Deux ans après “Les rencontres d’après minuit”, le premier long-métrage de Yann Gonzalez, et quelques mois après la sortie des “garçons sauvages” de Bertrand Mandico, le nouveau film de Yann Gonzalez “Un couteau dans le cœur” nous donne le sentiment d’être spectateur de l’émergence d’un nouveau cinéma lyrique, baroque et libéré.

Un couteau dans le cœur est construit selon un récit plutôt classique de film de série noire mais qui surprend et étonne par sa déconstruction des genres et sa mise en scène. Vanessa paradis joue, ave beaucoup de finesse, le personnage d’une femme au ciré noir, réalisatrice de film porno gay et en mal d’amour pour sa monteuse, qui enquête sur le meurtre en série dont sont victimes ses comédiens.

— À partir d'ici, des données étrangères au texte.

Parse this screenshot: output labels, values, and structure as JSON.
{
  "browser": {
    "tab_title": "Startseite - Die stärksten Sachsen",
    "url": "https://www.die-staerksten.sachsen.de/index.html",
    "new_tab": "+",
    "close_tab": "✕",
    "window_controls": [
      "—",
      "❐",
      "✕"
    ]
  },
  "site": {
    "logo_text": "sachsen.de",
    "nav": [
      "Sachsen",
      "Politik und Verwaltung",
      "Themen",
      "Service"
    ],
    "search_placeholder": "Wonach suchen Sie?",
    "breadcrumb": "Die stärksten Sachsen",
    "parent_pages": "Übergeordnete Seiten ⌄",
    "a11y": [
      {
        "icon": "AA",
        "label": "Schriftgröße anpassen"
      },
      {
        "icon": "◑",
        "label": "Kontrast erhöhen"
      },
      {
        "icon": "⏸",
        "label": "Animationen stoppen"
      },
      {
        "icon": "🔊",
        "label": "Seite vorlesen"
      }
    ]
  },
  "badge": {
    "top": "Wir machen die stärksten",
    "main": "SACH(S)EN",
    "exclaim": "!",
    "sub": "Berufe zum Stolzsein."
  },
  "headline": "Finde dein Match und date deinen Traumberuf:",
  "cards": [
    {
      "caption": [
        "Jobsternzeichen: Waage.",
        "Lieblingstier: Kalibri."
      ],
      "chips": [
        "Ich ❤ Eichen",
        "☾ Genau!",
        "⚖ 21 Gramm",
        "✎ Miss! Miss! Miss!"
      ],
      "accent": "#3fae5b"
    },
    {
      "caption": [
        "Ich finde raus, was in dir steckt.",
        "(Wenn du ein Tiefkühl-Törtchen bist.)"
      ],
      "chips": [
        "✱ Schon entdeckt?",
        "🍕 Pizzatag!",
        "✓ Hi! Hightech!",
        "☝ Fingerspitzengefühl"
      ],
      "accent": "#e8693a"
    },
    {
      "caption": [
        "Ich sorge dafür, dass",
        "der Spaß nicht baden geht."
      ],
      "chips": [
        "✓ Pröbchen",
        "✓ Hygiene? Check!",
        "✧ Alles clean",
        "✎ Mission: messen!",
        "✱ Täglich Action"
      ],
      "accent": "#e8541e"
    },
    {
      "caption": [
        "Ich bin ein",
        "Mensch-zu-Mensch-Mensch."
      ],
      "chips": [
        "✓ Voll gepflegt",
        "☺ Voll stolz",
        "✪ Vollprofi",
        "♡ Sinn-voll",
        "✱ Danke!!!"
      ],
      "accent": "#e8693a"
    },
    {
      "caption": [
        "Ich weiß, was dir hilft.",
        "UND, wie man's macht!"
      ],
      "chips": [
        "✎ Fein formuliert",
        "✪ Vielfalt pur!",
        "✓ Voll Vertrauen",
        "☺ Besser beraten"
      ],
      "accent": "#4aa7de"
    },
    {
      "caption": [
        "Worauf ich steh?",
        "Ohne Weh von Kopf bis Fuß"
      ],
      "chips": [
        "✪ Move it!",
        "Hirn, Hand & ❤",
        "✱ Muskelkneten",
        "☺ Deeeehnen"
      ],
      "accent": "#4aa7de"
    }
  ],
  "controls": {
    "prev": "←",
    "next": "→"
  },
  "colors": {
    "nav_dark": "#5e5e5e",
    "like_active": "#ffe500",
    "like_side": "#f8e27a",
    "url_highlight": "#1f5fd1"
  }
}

Le tueur en série homophobe, au masque de cuire, déambule dans les rues et tue les jeunes hommes au moment de l’orgie.

Le film met en parallèle des souffrances passionnelles et des frustrations dans un univers underground d’une beauté époustouflante et jamais malsaine, teinté de lyrisme, de symbolisme, d’érotisme et d’humour décalée. Les personnages du film sont très touchants dans ce qu’ils dégagent de jeunesse. Leurs déplacements sont rythmés comme dansant. Nous avons le sentiment de regarder une chorégraphie libérée de personnages en proie au désir, à l’amour et à la joie.

La force de Yann Gonzalez réside également dans sa talentueuse capacité à modeler les genres pour nous faire découvrir une atmosphère inédite. En lui ôtant tout formalisme, il s’inspire principalement du Giallo italien qui vient lui-même du whodunit et du slasher. Il y reprend, en plus de la structure scénaristique qui est à la frontière entre le film policier, le cinéma d’horreur et l’érotisme, cette esthétique très stylisée aux couleurs contrastées que l’on peut retrouver dans les films de Dario Argento.  Mais il ne fait pas qu’utiliser le genre, il le détourne pour lui donner toute sa profondeur. Il fait de l’homosexualité une normalité dans un genre qui le considérait comme une déviance. Nous avons également par moment l’impression d’être imprégné dans un film fantastique aux touches naturalistes. C’est un mélange d’inspirations, de genres cinématographiques différents. Mais au delà de ça, le film apparaît comme profondément personnel et très marqué par l’esthétique de Yann Gonzalez.

Porteur de nostalgie et d’espoir

Lors de la dernière séquence, nous nous retrouvons dans un paradis d’hédonisme et de liberté perdu mais rempli d’espoirs. Le film s’imprègne des préoccupations de la jeune culture queer et de son état d’esprit pour donner naissance à une œuvre qui ne pointe pas du doigt l’homosexualité mais au contraire le dédramatise pour en faire une normalité. Nous pouvons considérer que la force et la poésie de ce film réside ici. Ce n’est pas un film sur l’homosexualité, il s’agit d’un film de philosophie queer avec tout ce qu’elle représente en termes de dépassement des frontières et des appellations.

C’est un film sur la passion, le désir, la souffrance et la liberté.

Un nouveau cinéma est en train de naître grâce à des cinéastes passionnés et passionnants qui font des films d’une fraîcheur et d’une poésie extraordinaire, résonnant au sein de la jeunesse d’aujourd’hui.

Yann Gonzalez, accompagné de Bertrand Mandico et bien d’autres, donne naissance à un cinéma sans code, un cinéma sans genre, un cinéma du désir, un cinéma humain.